Berdasarkan serangkaian peristiwa tersebut diatas, Polisi dalam menjalankan tugasnya sebagai aparat penegak hukum telah melakukan berbagai pelanggaran baik terhadap peraturan internal di Kepolisian hingga peraturan perundang-undangan lainnya seperti Undang-Undang Nomor 39 tahun 1999 tentang Hak Asasi Manusia, Undang-Undang Nomor 12 tahun 2005 tentang Pengesahan Kovenan Internasional Tentang Hak-Hak Sipil dan Politik, Konvensi Menentang Penyiksaan dan Perlakuan atau Penghukuman Lain yang Kejam, Tidak Manusiawi, dan Merendahkan Martabat, Kitab Undang-Undang Hukum Pidana (KUHP), Kitab Undang-Undang Hukum Acara Pidana (KUHAP),  Peraturan Kapolri Nomor 8 Tahun 2009 tentang Implementasi Prinsip dan Standar HAM dalam Penyelenggaraan Tugas Kepolisian, dan Peraturan Kapolri No. 1 Tahun 2009 tentang Penggunaan Kekuatan dalam Tindakan Kepolisian.

Kami juga menilai bahwa keberulangan peristiwa-peristiwa ini ditengarai belum efektifnya implementasi dari aturan-aturan internal di tubuh Kepolisian yang hingga akhirnya menimbulkan banyaknya penyalahgunaan kekuatan secara sewenang-wenang. Selain itu, kami juga menemukan beberapa penyebab berkaitan dengan dengan peristiwa-peristiwa ini, mulai dari adanya arogansi aparat penegak hukum, serta rendahnya pengetahuan aparat penegak hukum dan ketaatan terhadap aturan yang berlaku. Lebih lanjut, kami berasumsi bahwa motif untuk mendapatkan pengakuan korban menjadi alasan utama polisi melakukan penyiksaan.

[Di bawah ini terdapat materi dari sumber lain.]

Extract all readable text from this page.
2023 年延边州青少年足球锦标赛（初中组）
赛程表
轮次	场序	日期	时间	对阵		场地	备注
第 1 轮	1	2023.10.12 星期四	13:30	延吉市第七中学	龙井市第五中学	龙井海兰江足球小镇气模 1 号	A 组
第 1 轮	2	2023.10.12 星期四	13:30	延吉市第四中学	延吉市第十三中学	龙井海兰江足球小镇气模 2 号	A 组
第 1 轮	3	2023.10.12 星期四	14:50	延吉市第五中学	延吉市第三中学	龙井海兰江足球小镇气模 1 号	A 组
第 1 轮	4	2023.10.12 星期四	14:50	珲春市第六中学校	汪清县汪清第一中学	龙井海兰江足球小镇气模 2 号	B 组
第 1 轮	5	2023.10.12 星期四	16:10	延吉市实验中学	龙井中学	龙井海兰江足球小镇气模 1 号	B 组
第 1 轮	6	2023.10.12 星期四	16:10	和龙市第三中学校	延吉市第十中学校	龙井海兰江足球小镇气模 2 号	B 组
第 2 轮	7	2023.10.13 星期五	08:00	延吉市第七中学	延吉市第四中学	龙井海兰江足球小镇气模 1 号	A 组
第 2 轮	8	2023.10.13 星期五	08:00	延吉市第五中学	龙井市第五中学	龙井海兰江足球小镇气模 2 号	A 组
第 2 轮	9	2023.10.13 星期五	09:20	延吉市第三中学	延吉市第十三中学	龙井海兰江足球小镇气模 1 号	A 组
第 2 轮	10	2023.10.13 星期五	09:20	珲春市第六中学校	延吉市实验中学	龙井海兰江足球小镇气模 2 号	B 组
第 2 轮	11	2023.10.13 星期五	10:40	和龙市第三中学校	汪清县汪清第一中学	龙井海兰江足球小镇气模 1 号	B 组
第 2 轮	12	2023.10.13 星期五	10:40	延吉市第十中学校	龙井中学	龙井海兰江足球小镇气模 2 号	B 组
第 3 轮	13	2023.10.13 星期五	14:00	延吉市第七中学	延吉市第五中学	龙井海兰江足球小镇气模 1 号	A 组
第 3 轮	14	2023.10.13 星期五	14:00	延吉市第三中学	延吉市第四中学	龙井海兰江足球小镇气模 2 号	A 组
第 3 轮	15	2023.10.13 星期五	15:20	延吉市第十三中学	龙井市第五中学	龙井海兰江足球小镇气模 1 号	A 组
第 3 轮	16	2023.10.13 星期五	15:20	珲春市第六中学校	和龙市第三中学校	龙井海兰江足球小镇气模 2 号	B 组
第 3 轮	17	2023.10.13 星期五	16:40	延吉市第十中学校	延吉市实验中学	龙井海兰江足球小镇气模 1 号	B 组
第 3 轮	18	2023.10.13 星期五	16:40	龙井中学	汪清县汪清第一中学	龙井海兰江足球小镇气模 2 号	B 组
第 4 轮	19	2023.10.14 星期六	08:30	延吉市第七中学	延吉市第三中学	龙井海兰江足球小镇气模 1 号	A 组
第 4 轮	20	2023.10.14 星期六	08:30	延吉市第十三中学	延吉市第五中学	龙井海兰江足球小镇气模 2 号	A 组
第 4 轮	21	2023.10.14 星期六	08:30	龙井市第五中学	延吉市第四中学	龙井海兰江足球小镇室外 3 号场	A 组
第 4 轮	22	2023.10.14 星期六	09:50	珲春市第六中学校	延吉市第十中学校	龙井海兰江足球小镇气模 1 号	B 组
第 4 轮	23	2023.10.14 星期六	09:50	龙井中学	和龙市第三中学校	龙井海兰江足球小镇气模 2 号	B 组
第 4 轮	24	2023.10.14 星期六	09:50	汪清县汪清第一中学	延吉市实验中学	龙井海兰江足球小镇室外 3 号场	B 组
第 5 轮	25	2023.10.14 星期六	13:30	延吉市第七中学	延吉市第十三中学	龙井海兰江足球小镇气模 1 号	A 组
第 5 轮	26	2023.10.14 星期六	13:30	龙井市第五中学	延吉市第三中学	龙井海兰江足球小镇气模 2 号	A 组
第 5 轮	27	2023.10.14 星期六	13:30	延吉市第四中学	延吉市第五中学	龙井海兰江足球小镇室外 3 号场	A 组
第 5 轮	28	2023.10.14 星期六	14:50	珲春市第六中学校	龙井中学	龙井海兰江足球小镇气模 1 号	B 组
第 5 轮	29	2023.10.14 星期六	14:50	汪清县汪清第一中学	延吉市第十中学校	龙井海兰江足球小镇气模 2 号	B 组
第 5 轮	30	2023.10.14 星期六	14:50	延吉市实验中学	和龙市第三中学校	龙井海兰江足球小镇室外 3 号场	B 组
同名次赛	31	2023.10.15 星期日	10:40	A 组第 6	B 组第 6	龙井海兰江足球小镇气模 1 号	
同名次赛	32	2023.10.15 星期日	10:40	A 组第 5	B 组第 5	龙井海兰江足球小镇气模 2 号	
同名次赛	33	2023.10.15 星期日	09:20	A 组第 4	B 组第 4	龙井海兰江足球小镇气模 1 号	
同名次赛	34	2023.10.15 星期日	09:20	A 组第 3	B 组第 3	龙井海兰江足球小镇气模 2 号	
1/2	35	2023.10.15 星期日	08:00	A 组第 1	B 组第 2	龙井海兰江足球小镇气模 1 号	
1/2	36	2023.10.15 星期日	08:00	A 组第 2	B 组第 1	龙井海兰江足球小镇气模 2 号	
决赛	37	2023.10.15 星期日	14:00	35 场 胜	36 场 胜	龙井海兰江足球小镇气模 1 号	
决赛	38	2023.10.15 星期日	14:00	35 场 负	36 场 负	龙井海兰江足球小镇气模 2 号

Selain penyebab dan motif tersebut diatas, kami juga menilai bahwa keberulangan peristiwa ini disebabkan oleh lemahnya lembaga pengawasan eksternal dan internal kepolisian seperti Kompolnas, Propam, Wassidik, dan juga Irwasum. Faktor lainnya juga ialah minimnya pemberian sanksi yang tegas bagi para anggota Kepolisian yang terbukti melakukan pelanggaran dalam tugasnya. Mayoritas para pelaku dari anggota Kepolisian hanya diproses melalui proses disiplin/etik saja tidak melalui proses hukum pidana. Kasus penyiksaan di Sukabumi contohnya, medio November 2023 lalu 4 anggota Kepolisian dari Opsnal Sat Reskrim Polres Sukabumi yang terbukti telah melakukan salah tangkap dan penyiksaan hanya diberikan sanksi etik oleh Bidpropam Polda Jawa Barat. Tentu hal ini menunjukan bagaimana institusi kepolisian terkesan seperti melindungi para pelaku dan melanggengkan praktik impunitas.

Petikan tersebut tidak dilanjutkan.